I have set up this demo maf.chat homeserver on my own systems using the matrix-synpase package on the Fedora 36 linux distribution. The demo can be easily migrated to your own installation of the same (Synapse) implementation.
Synapse uses a good deal of RAM. Our family homeserver with dozens of active users has 4G. The critical factor is actually the number of homeservers participating in a room. So joining a large public room on the matrix.org homeserver can be resource intensive.
All room are cryptographically signed append only logs. The Matrix protocol defines how events are ordered when homeservers synchronize events in a shared room. With Synapse, there are two growing uses of disk space. The media directory stores media files like photos and videos posted to rooms. They are stored by sha256 hash, and if local media is lost, can be recovered from another homeserver sharing the room. This currently takes up 1.6G for local media and 6.5G for remote media. This obviously grows.
Synapse uses a Postgresql database for users, rooms, events, messages, and so on. It can also use sqlite for testing - but don’t even think about using it in production. The database for our family server is currently 23G, representing nearly 2 years of operation. This obviously grows.

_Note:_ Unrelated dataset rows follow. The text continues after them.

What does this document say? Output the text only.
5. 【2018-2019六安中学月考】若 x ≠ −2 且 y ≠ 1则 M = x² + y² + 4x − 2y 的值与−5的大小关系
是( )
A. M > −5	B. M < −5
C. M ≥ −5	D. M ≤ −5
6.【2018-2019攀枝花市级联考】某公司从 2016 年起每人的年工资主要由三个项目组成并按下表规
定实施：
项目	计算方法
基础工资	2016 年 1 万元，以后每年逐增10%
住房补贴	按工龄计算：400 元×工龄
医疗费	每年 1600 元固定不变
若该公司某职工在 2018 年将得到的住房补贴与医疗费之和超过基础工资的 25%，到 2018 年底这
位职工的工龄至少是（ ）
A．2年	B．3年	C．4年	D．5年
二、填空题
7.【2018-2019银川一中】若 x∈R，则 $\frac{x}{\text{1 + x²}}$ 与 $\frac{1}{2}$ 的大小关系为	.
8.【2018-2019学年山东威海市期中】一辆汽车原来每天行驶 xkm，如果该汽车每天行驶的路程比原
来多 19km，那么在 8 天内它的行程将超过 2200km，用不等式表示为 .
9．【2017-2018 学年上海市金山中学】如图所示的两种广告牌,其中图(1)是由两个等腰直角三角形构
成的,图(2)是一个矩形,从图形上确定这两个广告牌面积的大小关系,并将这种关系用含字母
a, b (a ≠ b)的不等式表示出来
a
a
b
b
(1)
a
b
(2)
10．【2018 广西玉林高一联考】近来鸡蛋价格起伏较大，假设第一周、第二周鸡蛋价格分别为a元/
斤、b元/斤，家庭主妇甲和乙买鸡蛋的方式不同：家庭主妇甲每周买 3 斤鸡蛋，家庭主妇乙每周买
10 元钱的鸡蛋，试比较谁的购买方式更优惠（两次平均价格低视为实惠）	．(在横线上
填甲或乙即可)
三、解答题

Most homeservers support a retention policy. Old messages are slowly removed in the background - while making sure to keep the required length of history. In theory, this should keep storage within stable limits. But in my 40 year career, no customers have ever used the rather complex retention code for our business accounting and operation systems. Disk drives wear out, and new ones generally hold twice as much. This may change with the Great Reset threatened by some world leaders.
Regardless of homeserver retention policy, users can simply create a new room, post a “tombstone” message to the old room with a link to the new room, and make the old room read-only.
When all users leave a room, the empty room is held for a while, then deleted entirely. An empty room can be rejoined before it is actually deleted.
I recommend using tombstones and new rooms with the same name to archive old history. This creates more documentation than a retention policy, and the historical rooms can be kept read-only as long as they are useful. A special role such as “librarian” should join archival rooms to prevent their deletion before MAF policy dictates.